Joseph Jongen (December 14, 1873 - July 12, 1953) was a Belgian organist, composer and music teacher. He was a composer who is time and again measured only second to César Franck among all Belgian composers.

Marie Alphonse Nicolas Joseph Jongen was born in Liège, Belgium. He was a child prodigy, who entered the Liege Conservatory in Belgium at the "extraordinary" age of 7 years old where he would spend the next sixteen years, studying under teachers Sylvain Dupuis and Jean Théodore Radoux and Charles Marie Danneels. He began composing and making a name for himself by the age of 13.

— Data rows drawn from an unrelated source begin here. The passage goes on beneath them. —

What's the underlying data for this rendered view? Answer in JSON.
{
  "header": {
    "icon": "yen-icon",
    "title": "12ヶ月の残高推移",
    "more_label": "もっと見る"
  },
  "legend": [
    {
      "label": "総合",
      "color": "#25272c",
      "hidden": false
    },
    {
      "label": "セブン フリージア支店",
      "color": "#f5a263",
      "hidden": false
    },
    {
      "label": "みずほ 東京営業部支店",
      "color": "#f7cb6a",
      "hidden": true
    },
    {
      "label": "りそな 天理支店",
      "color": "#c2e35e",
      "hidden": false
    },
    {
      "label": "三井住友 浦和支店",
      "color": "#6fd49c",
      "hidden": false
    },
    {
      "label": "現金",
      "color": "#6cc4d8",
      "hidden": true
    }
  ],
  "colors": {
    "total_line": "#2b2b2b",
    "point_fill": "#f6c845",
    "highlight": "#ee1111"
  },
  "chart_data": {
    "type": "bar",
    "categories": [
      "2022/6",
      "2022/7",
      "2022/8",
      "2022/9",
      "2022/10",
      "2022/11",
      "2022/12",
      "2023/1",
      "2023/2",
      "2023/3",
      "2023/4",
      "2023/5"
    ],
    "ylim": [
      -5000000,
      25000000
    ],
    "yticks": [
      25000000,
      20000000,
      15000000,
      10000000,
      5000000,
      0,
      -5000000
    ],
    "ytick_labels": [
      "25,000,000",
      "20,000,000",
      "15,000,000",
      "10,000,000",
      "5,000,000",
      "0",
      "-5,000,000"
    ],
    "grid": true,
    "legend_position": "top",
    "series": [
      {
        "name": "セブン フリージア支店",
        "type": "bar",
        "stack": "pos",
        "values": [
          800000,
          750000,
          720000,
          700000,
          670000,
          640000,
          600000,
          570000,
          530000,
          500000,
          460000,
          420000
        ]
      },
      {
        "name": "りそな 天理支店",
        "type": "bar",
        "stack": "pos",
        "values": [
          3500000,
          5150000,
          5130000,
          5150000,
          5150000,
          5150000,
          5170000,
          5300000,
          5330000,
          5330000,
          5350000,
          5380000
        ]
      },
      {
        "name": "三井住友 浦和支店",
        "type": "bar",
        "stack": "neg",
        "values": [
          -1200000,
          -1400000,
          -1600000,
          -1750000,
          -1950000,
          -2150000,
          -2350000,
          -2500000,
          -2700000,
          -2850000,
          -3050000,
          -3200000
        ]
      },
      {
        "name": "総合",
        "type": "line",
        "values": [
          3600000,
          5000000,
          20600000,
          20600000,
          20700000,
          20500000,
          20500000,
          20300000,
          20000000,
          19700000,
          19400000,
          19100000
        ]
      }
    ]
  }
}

During the 1890's, he worked as an organist at churches in Liège. In 1891, he won first place prize for a Fugue. He also received his honors degree in piano and in 1894 his string quartet won first prize in the Royal Academy of Belgium competition and his cantata Comala won him the prestigious Grande Prix de Rome in 1897.

With the prize money from the Grande Prix, he traveled through Europe. During this period he took composition lessons from Richard Strauss and was introduced to Gabriel Fauré and Vincent d'Indy and became knowledgeable with the Schola Cantorum's educational system in Paris. He returned to Belgium in 1902 and was appointed professor of harmony and counterpoint at the Conservatory of Liège. By 1905, he had moved to Brussels teaching at the Scola Musicae, the Belgian equivalent of the Schola Cantorum all while commuting to the Liège Conservatory.

He married in 1909 and the outbreak of World War I in 1914, his family fled to safety of England. While in England, he formed the Belgian Piano Quartet with violinist Désiré Defauw, violist Lionel Tertis and cellist Émile Doehaerd. He performed regularly as organist and pianist. After World War I, he returned to Belgium in 1920 where he began teaching at the Brussels Royal Conservatory and in 1925 to 1939 became its director. His brother, Léon Marie Victor Justin Jongen, replaced him as director of the Brussels Conservatory in 1939 (he was also a composer).

After his retirement from the conservatory, he dedicated himself to composing and helping to design an organ for Belgian Radio. He was considered one of the most renowned composers in modern Belgium for his style and technique. He died at Sart-Lez-Spa in Belgium on July 12, 1953.